Nous ne savons pas si le ministère consacrera un budget à l’achat du Remdesivir, sachant qu’un seul patient a besoin en moyenne de dix injections et que le prix d’une injection est de 2 000 L.E. En attendant, nous continuons d’utiliser l’hydroxychloroquine, un médicament qui n’est pas cher et qui montre une efficacité sur un grand nombre de cas.
— Qu’en est-il de l’utilisation du plasma convalescent pour le traitement des malades du Covid- 19 ?
— Nous n’avons pas utilisé cette technique dans notre hôpital, mais on a appris qu’elle avait donné de bons résultats chez certains patients.
— Combien de lits compte votre hôpital ? Quel est le taux d’occupation ? Existe-t-il une pénurie de lits dans les hôpitaux égyptiens en général ?
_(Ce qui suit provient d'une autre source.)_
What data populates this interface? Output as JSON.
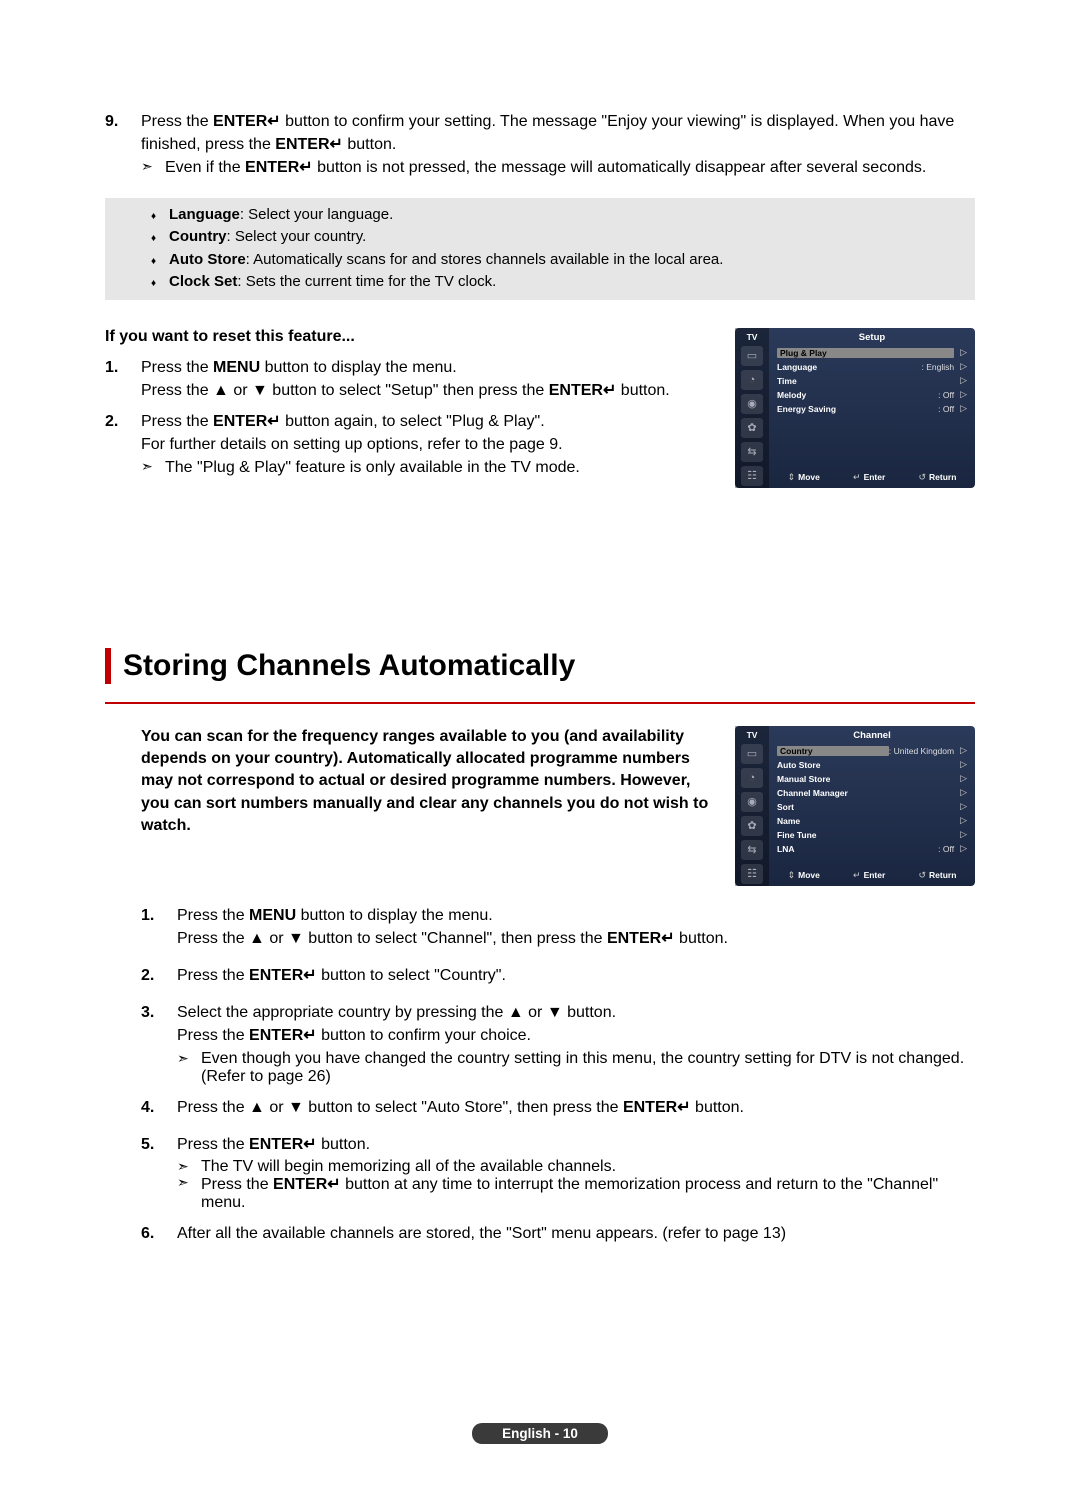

— Nous avons 300 lits d’hospitalisation conventionnelle et 30 en soins intensifs. Au début de la pandémie, les gens étaient paniqués et ont pris d’assaut les hôpitaux, ce qui a amené à un débordement des capacités d’accueil. Aujourd’hui, avec l’adoption du système d’autoconfinement pour les cas modérés, nous avons un taux d’occupation entre 70 % et 80 %. Quant aux soins intensifs, le nombre de lits a toujours été insuffisant, même avant la pandémie.
— Comment le patient hospitalisé reste-t-il en contact avec sa famille ? Les visites sontelles autorisées ?
— Les visites sont strictement interdites, le malade peut utiliser le téléphone pour parler à sa famille, et s’il a besoin de quelques effets personnels, on peut les lui déposer à l’accueil, sans entrer.
— Quel est le taux de mortalité du coronavirus en Egypte ? Est-il élevé par rapport à la moyenne mondiale ?
— D’après les chiffres officiels, le taux de mortalité se situe entre 4 % et 6 %, c’est un taux relativement élevé, qui s’expliquerait en partie par les hospitalisations tardives et l’automédication auprès des pharmacies …
— Combien de cas sont-ils apparus parmi le personnel médical dans votre hôpital ?
— Environ 30 % des infirmiers et 20 % des médecins, dont moi-même, ont contracté le virus. Heureusement, il n’y a pas eu de morts. Ceux parmi le personnel médical qui attrapent le virus, si leur état est stable, passent un mois en auto-confinement avant de reprendre le travail.
— Mais 3 000 médecins égyptiens ont attrapé le virus en travaillant, dont une centaine est décédée. Comment l’expliquez-vous ? Etesvous satisfaits des mesures prises pour la protection des personnels de santé ?
— Je n’ai pas d’explication pour le nombre de décès, ni pourquoi il est élevé. Mais je peux vous dire qu’au niveau de notre hôpital, le matériel de protection est mis à notre disposition et que les masques et les gants sont fournis en quantités suffisantes.
— Certains rapports parlent d’une possible résurgence, chez certains patients, de symptômes du Covid-19 après leur guérison. Avez-vous des éclaircissements sur cette éventualité ?
— Je n’ai vu aucun patient, que ce soit à l’hôpital ou dans mon cabinet privé, qui a été infecté à deux reprises par le Covid-19. Je n’ai donc aucune information là-dessus.
— Avez-vous constaté une hausse du nombre de cas cette dernière semaine depuis la levée du couvre-feu et l’allégement des restrictions ?
— Non, il n’y a pas eu de changement jusqu’ici, parce que les gens ont toujours peur. Il n’y a toujours pas beaucoup de monde dans les centres commerciaux, les cafés, les restaurants ou les clubs sportifs.
— On entend beaucoup parler d’une « mutation du virus ». Celuici est-il vraiment devenu moins virulent ? Moins mortel ?
— A en juger par les patients que je vois à l’hôpital et dans mon cabinet, c’est possible. Au début, beaucoup de patients présentaient des symptômes graves, les cas qu’on accueille aujourd’hui présentent des symptômes beaucoup moins sévères. Mais ce n’est qu’un constat, il n’est basé sur aucune étude scientifique.